T1:
Spacing is difficult to find two $ $ n-multiple of, the number of pieces of the discharge must be the same.
DP can be resolved with a backpack, set $ dp [i] [j] $ $ in consideration of the column I $, $ J $ put a number of pieces of the program.
DP range can not exceed $ n $, but with the above properties.
Placed in each column are independent, so you can use fast power obtained.
State transition equation:
$dp[i][j]=\sum \limits_{k=0}^{min(j,n)} dp[i-1][j-k]*s[i][k]$
$s[i][j]=(C_n^j)^{\large \frac{n-1}{i}+1}$
Time complexity $ O (n ^ 4) $.
T2:
For all points, the position of the left end point of a certain legal leftmost number is greater than its right in.
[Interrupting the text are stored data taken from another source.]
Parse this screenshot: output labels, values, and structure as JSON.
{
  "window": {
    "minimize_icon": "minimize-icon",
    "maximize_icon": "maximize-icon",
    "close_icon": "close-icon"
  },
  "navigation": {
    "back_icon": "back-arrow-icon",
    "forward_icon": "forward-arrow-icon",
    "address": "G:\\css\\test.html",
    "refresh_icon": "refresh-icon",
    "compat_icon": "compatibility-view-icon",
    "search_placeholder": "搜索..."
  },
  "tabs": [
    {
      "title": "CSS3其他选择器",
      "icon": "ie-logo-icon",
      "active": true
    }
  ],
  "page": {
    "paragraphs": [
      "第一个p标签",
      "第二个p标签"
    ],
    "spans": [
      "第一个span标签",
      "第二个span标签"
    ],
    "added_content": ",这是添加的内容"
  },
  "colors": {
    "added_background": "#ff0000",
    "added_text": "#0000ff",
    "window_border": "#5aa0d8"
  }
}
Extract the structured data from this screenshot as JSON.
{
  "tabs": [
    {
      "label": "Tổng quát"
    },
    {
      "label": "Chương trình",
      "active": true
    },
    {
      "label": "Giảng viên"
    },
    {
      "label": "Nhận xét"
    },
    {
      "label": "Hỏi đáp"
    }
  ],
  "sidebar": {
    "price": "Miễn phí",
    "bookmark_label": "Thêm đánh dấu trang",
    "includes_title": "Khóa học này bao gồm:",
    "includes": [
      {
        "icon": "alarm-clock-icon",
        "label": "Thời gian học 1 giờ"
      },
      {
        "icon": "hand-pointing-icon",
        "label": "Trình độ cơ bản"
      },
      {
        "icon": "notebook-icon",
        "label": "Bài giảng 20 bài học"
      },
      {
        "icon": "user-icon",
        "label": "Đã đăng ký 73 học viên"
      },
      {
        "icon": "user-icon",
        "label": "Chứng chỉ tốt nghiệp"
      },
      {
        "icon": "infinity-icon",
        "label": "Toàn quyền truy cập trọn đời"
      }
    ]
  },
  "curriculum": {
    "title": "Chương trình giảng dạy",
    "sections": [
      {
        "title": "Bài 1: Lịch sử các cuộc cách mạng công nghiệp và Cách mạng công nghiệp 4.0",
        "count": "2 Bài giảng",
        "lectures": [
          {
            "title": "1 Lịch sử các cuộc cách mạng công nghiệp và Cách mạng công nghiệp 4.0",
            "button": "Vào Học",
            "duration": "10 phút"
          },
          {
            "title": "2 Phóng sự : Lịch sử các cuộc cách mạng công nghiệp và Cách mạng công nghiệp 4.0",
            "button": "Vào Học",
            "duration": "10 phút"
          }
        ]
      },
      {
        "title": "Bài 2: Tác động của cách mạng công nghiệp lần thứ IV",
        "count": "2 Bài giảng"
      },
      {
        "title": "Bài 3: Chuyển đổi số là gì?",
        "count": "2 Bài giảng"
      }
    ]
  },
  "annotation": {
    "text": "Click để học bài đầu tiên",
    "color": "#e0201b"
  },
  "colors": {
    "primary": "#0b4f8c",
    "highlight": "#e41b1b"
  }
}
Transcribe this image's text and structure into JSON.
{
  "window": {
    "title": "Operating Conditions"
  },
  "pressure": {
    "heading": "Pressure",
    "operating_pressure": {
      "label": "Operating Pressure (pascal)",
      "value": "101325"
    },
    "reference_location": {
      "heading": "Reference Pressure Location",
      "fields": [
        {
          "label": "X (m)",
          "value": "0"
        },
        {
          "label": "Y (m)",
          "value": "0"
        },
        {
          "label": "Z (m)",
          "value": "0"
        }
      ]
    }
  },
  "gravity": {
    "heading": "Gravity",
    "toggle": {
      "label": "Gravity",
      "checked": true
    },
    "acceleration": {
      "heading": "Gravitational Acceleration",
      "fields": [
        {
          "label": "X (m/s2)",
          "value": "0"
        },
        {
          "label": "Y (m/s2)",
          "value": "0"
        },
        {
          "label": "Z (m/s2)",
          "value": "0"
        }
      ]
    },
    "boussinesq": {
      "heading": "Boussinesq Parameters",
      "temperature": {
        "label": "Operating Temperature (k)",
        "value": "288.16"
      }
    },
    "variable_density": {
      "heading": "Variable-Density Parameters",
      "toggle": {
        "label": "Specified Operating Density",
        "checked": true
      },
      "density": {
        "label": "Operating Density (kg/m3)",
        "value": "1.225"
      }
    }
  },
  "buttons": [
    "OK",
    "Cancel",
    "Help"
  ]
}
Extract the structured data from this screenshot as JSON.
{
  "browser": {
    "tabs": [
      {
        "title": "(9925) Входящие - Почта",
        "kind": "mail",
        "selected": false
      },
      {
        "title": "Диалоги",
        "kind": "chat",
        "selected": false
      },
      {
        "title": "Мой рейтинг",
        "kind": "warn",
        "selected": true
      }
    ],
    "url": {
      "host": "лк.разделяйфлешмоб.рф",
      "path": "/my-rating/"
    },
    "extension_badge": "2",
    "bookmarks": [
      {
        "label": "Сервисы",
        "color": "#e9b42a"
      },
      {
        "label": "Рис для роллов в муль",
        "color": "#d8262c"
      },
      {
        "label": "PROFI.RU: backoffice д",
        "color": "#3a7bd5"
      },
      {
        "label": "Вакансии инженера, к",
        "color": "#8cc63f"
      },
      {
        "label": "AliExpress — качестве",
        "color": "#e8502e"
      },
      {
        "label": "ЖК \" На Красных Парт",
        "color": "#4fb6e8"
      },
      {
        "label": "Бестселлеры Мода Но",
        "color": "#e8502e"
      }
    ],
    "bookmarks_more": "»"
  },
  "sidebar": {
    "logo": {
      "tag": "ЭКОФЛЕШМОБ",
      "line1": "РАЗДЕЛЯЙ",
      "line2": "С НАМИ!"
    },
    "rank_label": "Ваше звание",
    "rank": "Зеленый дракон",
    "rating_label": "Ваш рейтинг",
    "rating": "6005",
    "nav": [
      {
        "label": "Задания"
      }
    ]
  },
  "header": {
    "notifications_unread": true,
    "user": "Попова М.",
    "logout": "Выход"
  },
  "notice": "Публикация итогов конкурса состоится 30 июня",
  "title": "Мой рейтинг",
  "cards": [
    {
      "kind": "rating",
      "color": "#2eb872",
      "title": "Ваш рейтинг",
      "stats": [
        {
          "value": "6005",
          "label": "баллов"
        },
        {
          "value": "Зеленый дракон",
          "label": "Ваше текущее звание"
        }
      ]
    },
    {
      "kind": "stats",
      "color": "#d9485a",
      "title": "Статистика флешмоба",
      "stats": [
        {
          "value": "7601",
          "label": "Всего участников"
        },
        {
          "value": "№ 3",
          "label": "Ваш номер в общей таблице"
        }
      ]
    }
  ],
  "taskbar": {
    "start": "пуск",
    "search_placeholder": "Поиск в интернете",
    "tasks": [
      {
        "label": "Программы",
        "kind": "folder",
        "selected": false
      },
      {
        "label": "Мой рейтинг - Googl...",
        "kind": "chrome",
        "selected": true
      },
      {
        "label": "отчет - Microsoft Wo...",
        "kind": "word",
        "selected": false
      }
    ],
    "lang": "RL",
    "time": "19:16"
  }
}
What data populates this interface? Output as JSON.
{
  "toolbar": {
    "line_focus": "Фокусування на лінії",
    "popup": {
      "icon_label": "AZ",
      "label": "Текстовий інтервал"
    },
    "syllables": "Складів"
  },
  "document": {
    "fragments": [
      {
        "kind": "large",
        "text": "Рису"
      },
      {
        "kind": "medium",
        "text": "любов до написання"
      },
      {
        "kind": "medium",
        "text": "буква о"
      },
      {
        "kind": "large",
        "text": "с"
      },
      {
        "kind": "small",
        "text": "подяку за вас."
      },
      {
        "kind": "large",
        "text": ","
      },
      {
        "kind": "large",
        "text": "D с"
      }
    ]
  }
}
Maintains a monotonically decreasing monotone stack, each point corresponding to the left can be transferred from point flicked from the elements.
Provided that the corresponding elements flicked left end point is smaller than the value of the current point is left, or not legal.
Time complexity $ O (n) $.
T3:
No way to directly maintain, can only Mo team.
Mo ordinary team needs to maintain the longest continuous range segment with segment tree, time out.
So this question to use rollback Mo team.
Ask for each block, a right end point strictly monotonic, rollback is not required.
The point left to go back, need to record the state of the stack.
The answer may be a similar idea to update the list, the answer can only record both sides of the communication section.
Time complexity $ O (n \ sqrt {n}) $.